Grassman calls the middle trajectory the latent PTSD group in which the veterans have returned from the war and appear to be free of PTSD but, in subtle and not-so-subtle ways, the trauma remains, sabotaging their lives in little ways.
"They don't attribute their problems to the war," Grassman says. "They're especially good at building thick, strong walls to segregate that trauma into another area where they don't have to look at it."
Veterans in this group might first experience PTSD symptoms while they are dying in hospice care, she adds.
The ideal trajectory involves full integration and acceptance of their service and lives afterwards.
These veterans have been healed emotionally and have worked through healing after their trauma, Grassman says.
"When they come to the end of their lives, what they say is, 'I faced death before the war, and I have not been afraid of death since,'" Grassman says. "So they truly face death without fear of death."
These veterans might say they view every day as a gift they didn't expect to have since they had gone to war expecting to die, she says.
"That's what I call the trajectory of integration," Grassman says. "They integrated the war trauma into their non-trauma, post-war lives, and that doesn't happen automatically or easily."
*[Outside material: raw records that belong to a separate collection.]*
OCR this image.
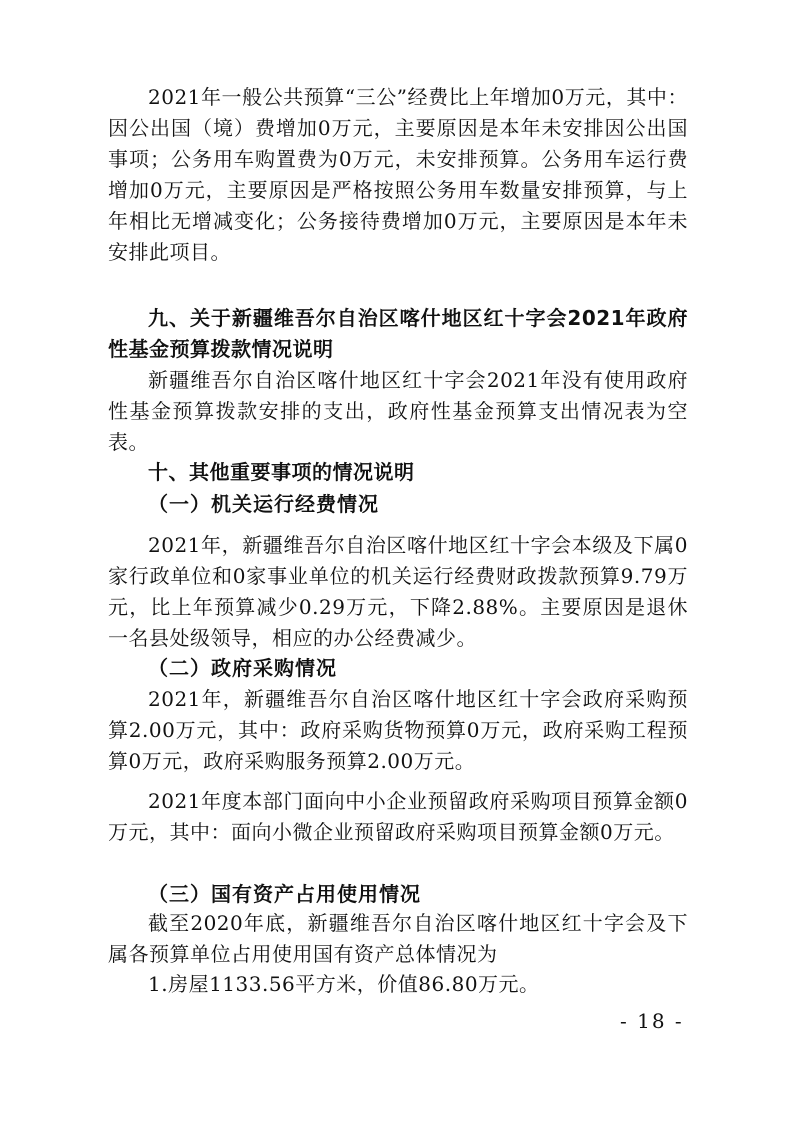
2021年一般公共预算“三公”经费比上年增加0万元，其中：因公出国（境）费增加0万元，主要原因是本年未安排因公出国事项；公务用车购置费为0万元，未安排预算。公务用车运行费增加0万元，主要原因是严格按照公务用车数量安排预算，与上年相比无增减变化；公务接待费增加0万元，主要原因是本年未安排此项目。

九、关于新疆维吾尔自治区喀什地区红十字会2021年政府性基金预算拨款情况说明

新疆维吾尔自治区喀什地区红十字会2021年没有使用政府性基金预算拨款安排的支出，政府性基金预算支出情况表为空表。

十、其他重要事项的情况说明

（一）机关运行经费情况

2021年，新疆维吾尔自治区喀什地区红十字会本级及下属0家行政单位和0家事业单位的机关运行经费财政拨款预算9.79万元，比上年预算减少0.29万元，下降2.88%。主要原因是退休一名县处级领导，相应的办公经费减少。

（二）政府采购情况

2021年，新疆维吾尔自治区喀什地区红十字会政府采购预算2.00万元，其中：政府采购货物预算0万元，政府采购工程预算0万元，政府采购服务预算2.00万元。

2021年度本部门面向中小企业预留政府采购项目预算金额0万元，其中：面向小微企业预留政府采购项目预算金额0万元。

（三）国有资产占用使用情况

截至2020年底，新疆维吾尔自治区喀什地区红十字会及下属各预算单位占用使用国有资产总体情况为

1.房屋1133.56平方米，价值86.80万元。

- 18 -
Grassman worked with a veteran who had fully integrated his World War II experiences into his life, and the trauma was resolved.
When she met the man and asked him how he was doing in hospice care, he answered, "I am blissful," she recalls.
The man told her the story of how 10 years after the war he was an art professor and was contacted by an opera house in Germany, which asked him to be their set designer for a show.
He declined at first because of the bad memories he had of being a prisoner of war in Germany during the war, but then he realized it would be a dream come true, so he took the job and returned to Germany, Grassman says.
His PTSD symptoms were contained until it came to hearing the German language, which brought back memories of his POW experience. The man got through this experience by learning the German language well enough to direct the opera house workers and to become an interpreter for others, Grassman explains.
"When he confronted those fears within himself, that's when he became free," she adds.